Metadata-Version: 2.1
Name: harvest-webforum
Version: 1.1.0
Summary: A toolkit for extracting posts and post metadata from web forums
Home-page: UNKNOWN
Author: Albert Weichselbraun, Roger Waldvogel
Author-email: albert.weichselbraun@fhgr.ch, roger.waldvogel@fhgr.ch
License: Apache-2.0
Platform: UNKNOWN
Requires-Python: >=3.5
Description-Content-Type: text/markdown
Requires-Dist: dateparser
Requires-Dist: flask
Requires-Dist: fuzzywuzzy
Requires-Dist: inscriptis
Requires-Dist: lxml
Requires-Dist: numpy
Requires-Dist: requests

# Harvest - A toolkit for extracting posts and post metadata from web forums

[![Actions Status](https://github.com/fhgr/harvest/workflows/build/badge.svg)](https://github.com/fhgr/harvest/actions)
[![codecov](https://codecov.io/gh/fhgr/harvest/branch/main/graph/badge.svg)](
    https://codecov.io/gh/fhgr/harvest)
[![PyPI version](https://badge.fury.io/py/harvest-webforum.svg)](https://badge.fury.io/py/harvest-webforum)

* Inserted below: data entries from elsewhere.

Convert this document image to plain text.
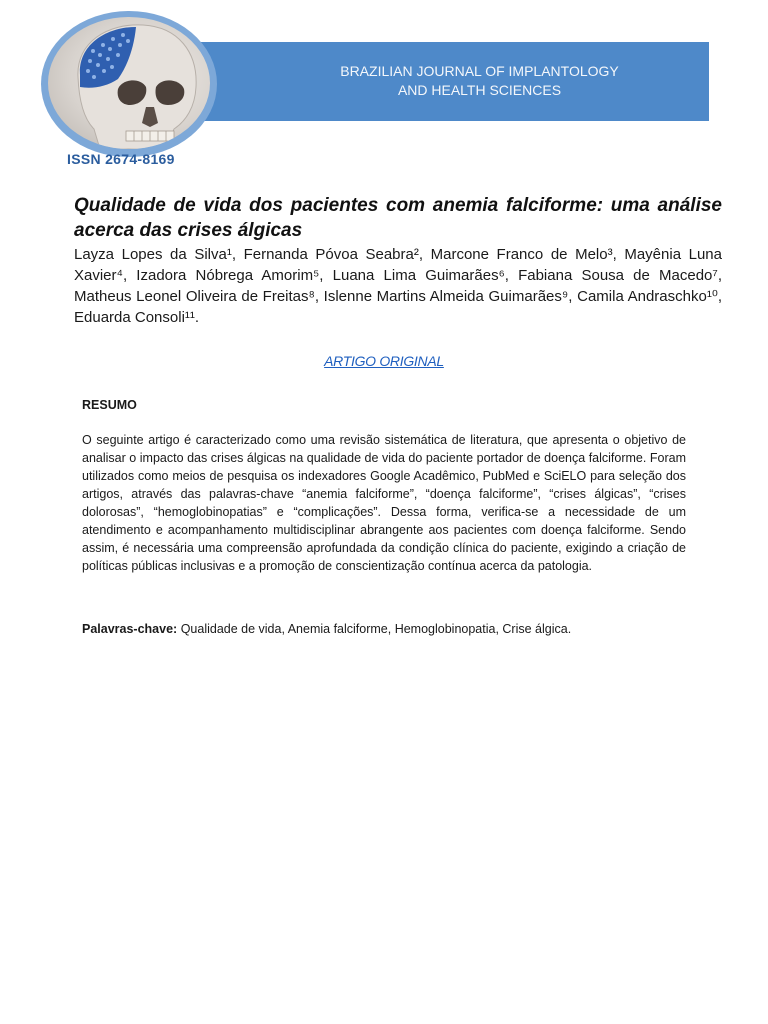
BRAZILIAN JOURNAL OF IMPLANTOLOGY
AND HEALTH SCIENCES
ISSN 2674-8169
Qualidade de vida dos pacientes com anemia falciforme: uma análise acerca das crises álgicas

Layza Lopes da Silva¹, Fernanda Póvoa Seabra², Marcone Franco de Melo³, Mayênia Luna Xavier⁴, Izadora Nóbrega Amorim⁵, Luana Lima Guimarães⁶, Fabiana Sousa de Macedo⁷, Matheus Leonel Oliveira de Freitas⁸, Islenne Martins Almeida Guimarães⁹, Camila Andraschko¹⁰, Eduarda Consoli¹¹.

ARTIGO ORIGINAL
RESUMO

O seguinte artigo é caracterizado como uma revisão sistemática de literatura, que apresenta o objetivo de analisar o impacto das crises álgicas na qualidade de vida do paciente portador de doença falciforme. Foram utilizados como meios de pesquisa os indexadores Google Acadêmico, PubMed e SciELO para seleção dos artigos, através das palavras-chave “anemia falciforme”, “doença falciforme”, “crises álgicas”, “crises dolorosas”, “hemoglobinopatias” e “complicações”. Dessa forma, verifica-se a necessidade de um atendimento e acompanhamento multidisciplinar abrangente aos pacientes com doença falciforme. Sendo assim, é necessária uma compreensão aprofundada da condição clínica do paciente, exigindo a criação de políticas públicas inclusivas e a promoção de conscientização contínua acerca da patologia.

Palavras-chave: Qualidade de vida, Anemia falciforme, Hemoglobinopatia, Crise álgica.
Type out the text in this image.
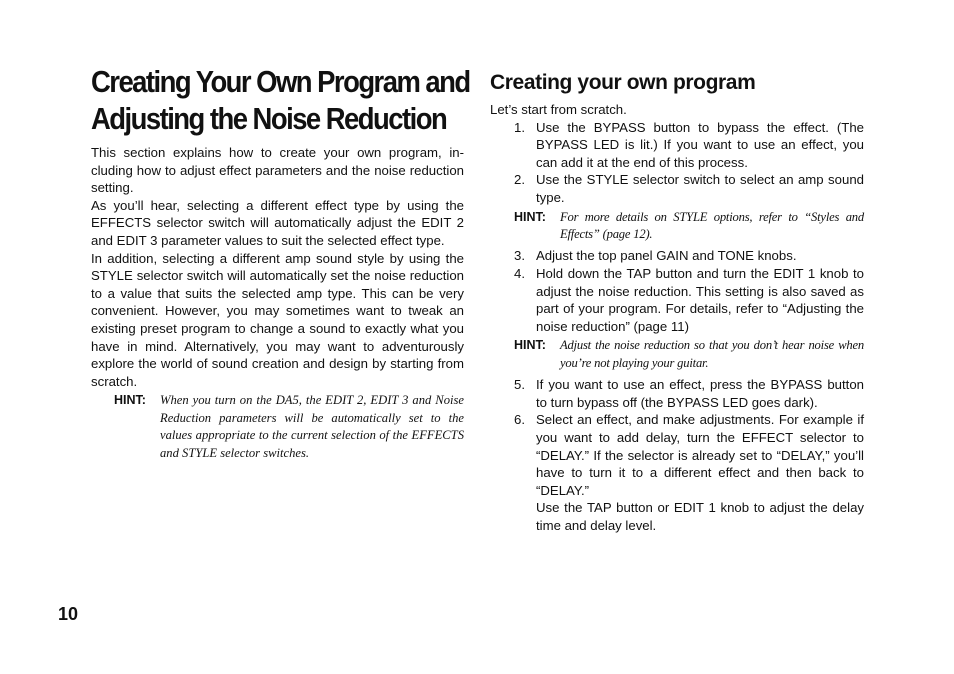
Creating Your Own Program and
Adjusting the Noise Reduction

This section explains how to create your own program, including how to adjust effect parameters and the noise reduction setting.

As you’ll hear, selecting a different effect type by using the EFFECTS selector switch will automatically adjust the EDIT 2 and EDIT 3 parameter values to suit the selected effect type.

In addition, selecting a different amp sound style by using the STYLE selector switch will automatically set the noise reduction to a value that suits the selected amp type. This can be very convenient. However, you may sometimes want to tweak an existing preset program to change a sound to exactly what you have in mind. Alternatively, you may want to adventurously explore the world of sound creation and design by starting from scratch.

HINT:	When you turn on the DA5, the EDIT 2, EDIT 3 and Noise Reduction parameters will be automatically set to the values appropriate to the current selection of the EFFECTS and STYLE selector switches.
Creating your own program

Let’s start from scratch.

1. Use the BYPASS button to bypass the effect. (The BYPASS LED is lit.) If you want to use an effect, you can add it at the end of this process.
2. Use the STYLE selector switch to select an amp sound type.
HINT:	For more details on STYLE options, refer to “Styles and Effects” (page 12).
3. Adjust the top panel GAIN and TONE knobs.
4. Hold down the TAP button and turn the EDIT 1 knob to adjust the noise reduction. This setting is also saved as part of your program. For details, refer to “Adjusting the noise reduction” (page 11)
HINT:	Adjust the noise reduction so that you don’t hear noise when you’re not playing your guitar.
5. If you want to use an effect, press the BYPASS button to turn bypass off (the BYPASS LED goes dark).
6. Select an effect, and make adjustments. For example if you want to add delay, turn the EFFECT selector to “DELAY.” If the selector is already set to “DELAY,” you’ll have to turn it to a different effect and then back to “DELAY.”
Use the TAP button or EDIT 1 knob to adjust the delay time and delay level.
10
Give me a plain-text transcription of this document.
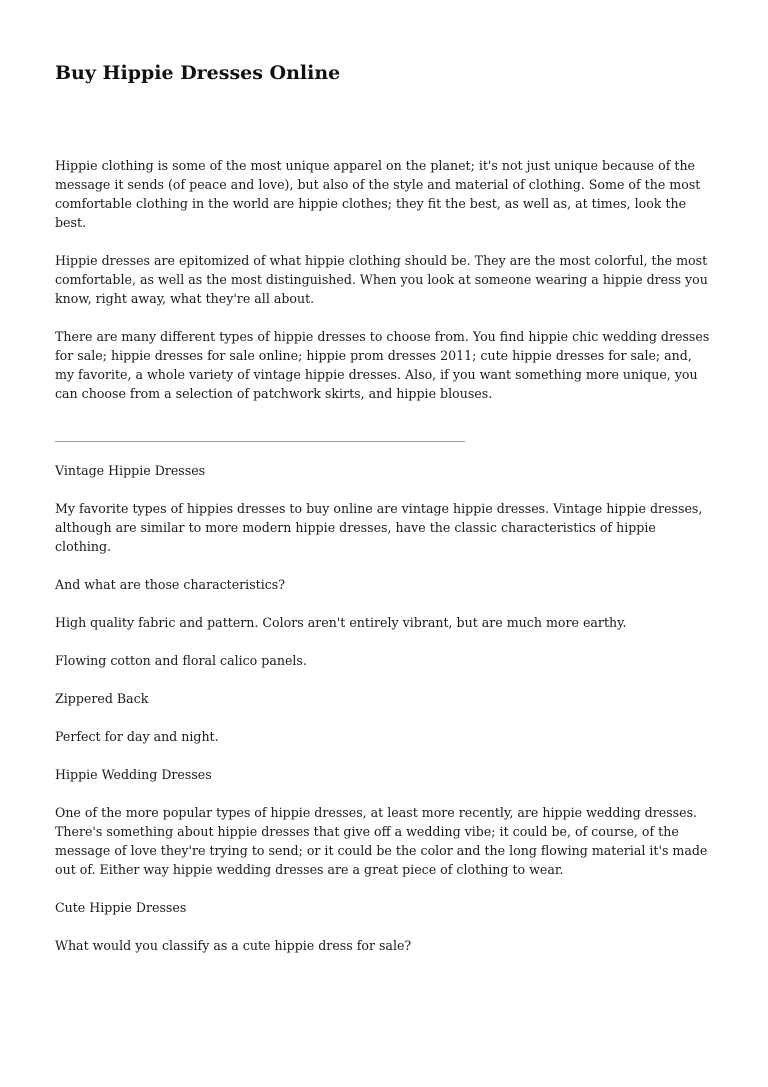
Buy Hippie Dresses Online

Hippie clothing is some of the most unique apparel on the planet; it's not just unique because of the message it sends (of peace and love), but also of the style and material of clothing. Some of the most comfortable clothing in the world are hippie clothes; they fit the best, as well as, at times, look the best.

Hippie dresses are epitomized of what hippie clothing should be. They are the most colorful, the most comfortable, as well as the most distinguished. When you look at someone wearing a hippie dress you know, right away, what they're all about.

There are many different types of hippie dresses to choose from. You find hippie chic wedding dresses for sale; hippie dresses for sale online; hippie prom dresses 2011; cute hippie dresses for sale; and, my favorite, a whole variety of vintage hippie dresses. Also, if you want something more unique, you can choose from a selection of patchwork skirts, and hippie blouses.

Vintage Hippie Dresses

My favorite types of hippies dresses to buy online are vintage hippie dresses. Vintage hippie dresses, although are similar to more modern hippie dresses, have the classic characteristics of hippie clothing.

And what are those characteristics?

High quality fabric and pattern. Colors aren't entirely vibrant, but are much more earthy.

Flowing cotton and floral calico panels.

Zippered Back

Perfect for day and night.

Hippie Wedding Dresses

One of the more popular types of hippie dresses, at least more recently, are hippie wedding dresses. There's something about hippie dresses that give off a wedding vibe; it could be, of course, of the message of love they're trying to send; or it could be the color and the long flowing material it's made out of. Either way hippie wedding dresses are a great piece of clothing to wear.

Cute Hippie Dresses

What would you classify as a cute hippie dress for sale?
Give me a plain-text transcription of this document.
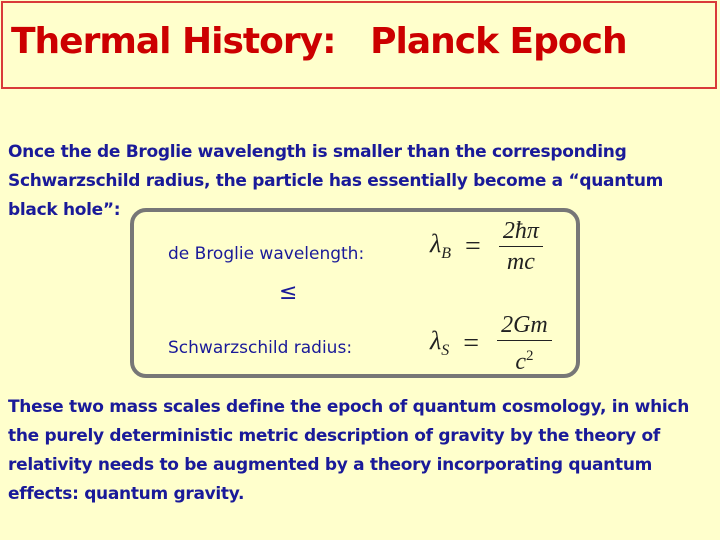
Thermal History:   Planck Epoch
Once the de Broglie wavelength is smaller than the corresponding Schwarzschild radius, the particle has essentially become a “quantum black hole”:
de Broglie wavelength:	$\lambda_B = \frac{2ħ\pi}{mc}$
≤
Schwarzschild radius:	$\lambda_S = \frac{2Gm}{c^2}$
These two mass scales define the epoch of quantum cosmology, in which the purely deterministic metric description of gravity by the theory of relativity needs to be augmented by a theory incorporating quantum effects: quantum gravity.
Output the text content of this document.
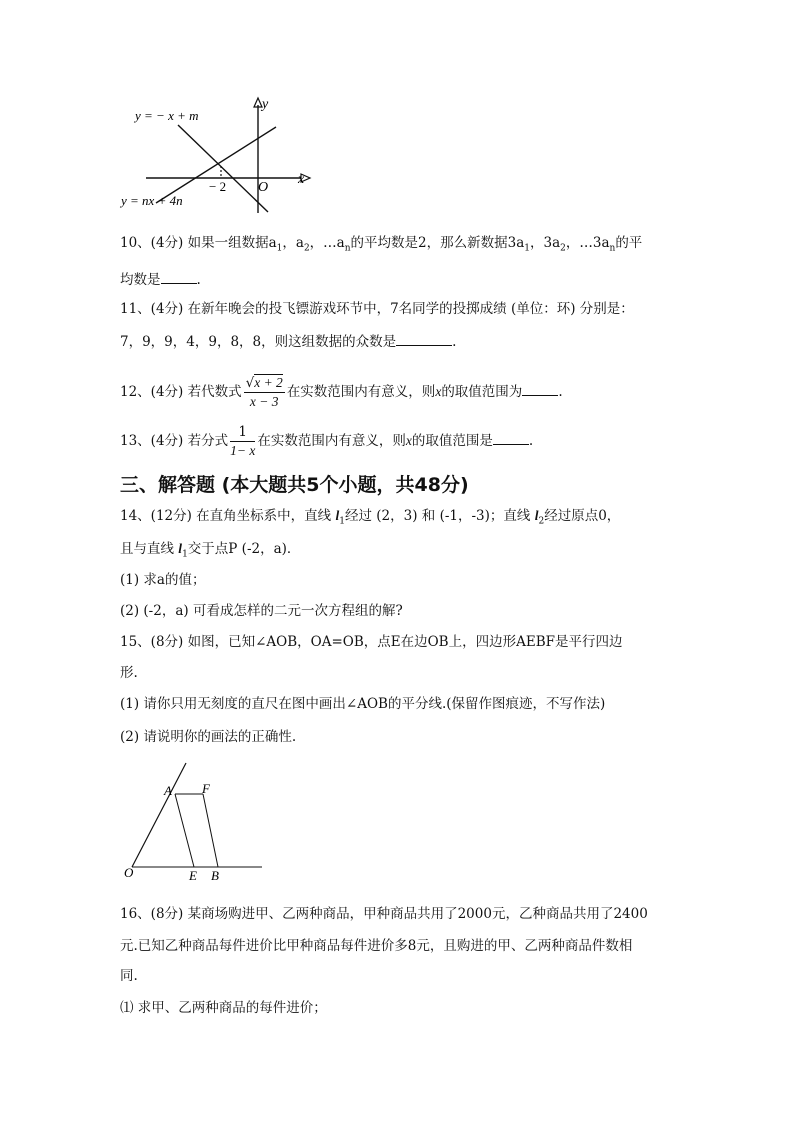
y = − x + m
y = nx + 4n
x
y
O
− 2
10、(4分) 如果一组数据$a_1$，$a_2$，$\dots a_n$的平均数是2，那么新数据$3a_1$，$3a_2$，$\dots 3a_n$的平
均数是	.
11、(4分) 在新年晚会的投飞镖游戏环节中，7名同学的投掷成绩 (单位：环) 分别是：
7，9，9，4，9，8，8，则这组数据的众数是	.
12、(4分) 若代数式 $\frac{√x + 2}{x - 3}$ 在实数范围内有意义，则x的取值范围为	.
13、(4分) 若分式 $\frac{1}{1- x}$ 在实数范围内有意义，则x的取值范围是	.
三、解答题 (本大题共5个小题，共48分)
14、(12分) 在直角坐标系中，直线 $l_1$经过 (2，3) 和 (-1，-3)；直线 $l_2$经过原点0，
且与直线 $l_1$交于点P (-2，a)．
(1) 求a的值；
(2) (-2，a) 可看成怎样的二元一次方程组的解?
15、(8分) 如图，已知∠AOB，OA=OB，点E在边OB上，四边形AEBF是平行四边
形.
(1) 请你只用无刻度的直尺在图中画出∠AOB的平分线.(保留作图痕迹，不写作法)
(2) 请说明你的画法的正确性.
A F
O	E B
16、(8分) 某商场购进甲、乙两种商品，甲种商品共用了2000元，乙种商品共用了2400
元.已知乙种商品每件进价比甲种商品每件进价多8元，且购进的甲、乙两种商品件数相
同.
⑴ 求甲、乙两种商品的每件进价；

Automatic extraction of forum posts and metadata is a challenging task since forums do not expose their content in a standardized structure. Harvest performs this task reliably for many web forums and offers an easy way to extract data from web forums.

## Installation

At the command line:
```bash
$ pip install harvest-webforum
```

If you want to install from the latest sources, you can do:
```bash
$ git clone https://github.com/fhgr/harvest.git
$ cd harvest
$ python3 setup.py install
```

## Python library
Embedding harvest into your code is easy, as outlined below:
```python
from urllib.request import urlopen, Request
from harvest import extract_data

USER_AGENT = "Mozilla/5.0 (X11; Ubuntu; Linux x86_64; rv:70.0) Gecko/20100101 Firefox/70.0"

url = "https://forum.videolan.org/viewtopic.php?f=14&t=145604"
req = Request(url, headers={'User-Agent': USER_AGENT})
html = urlopen(req).read().decode('utf-8')

result = extract_data(html, url)
print(result)
```

## WEB-FORUM-52 gold standard
The [corpus](corpus/goldDocuments) currently contains from 52 different web forums gold standard documents. These documents are also used by the integrations test of harvest.

## Publication

* Weichselbraun, Albert, Brasoveanu, Adrian M. P., Waldvogel, Roger and Odoni, Fabian. (2020). “Harvest - An Open Source Toolkit for Extracting Posts and Post Metadata from Web Forums”. IEEE/WIC/ACM International Joint Conference on Web Intelligence and Intelligent Agent Technology (WI-IAT 2020), Melbourne, Australia, Accepted 27 October 2020.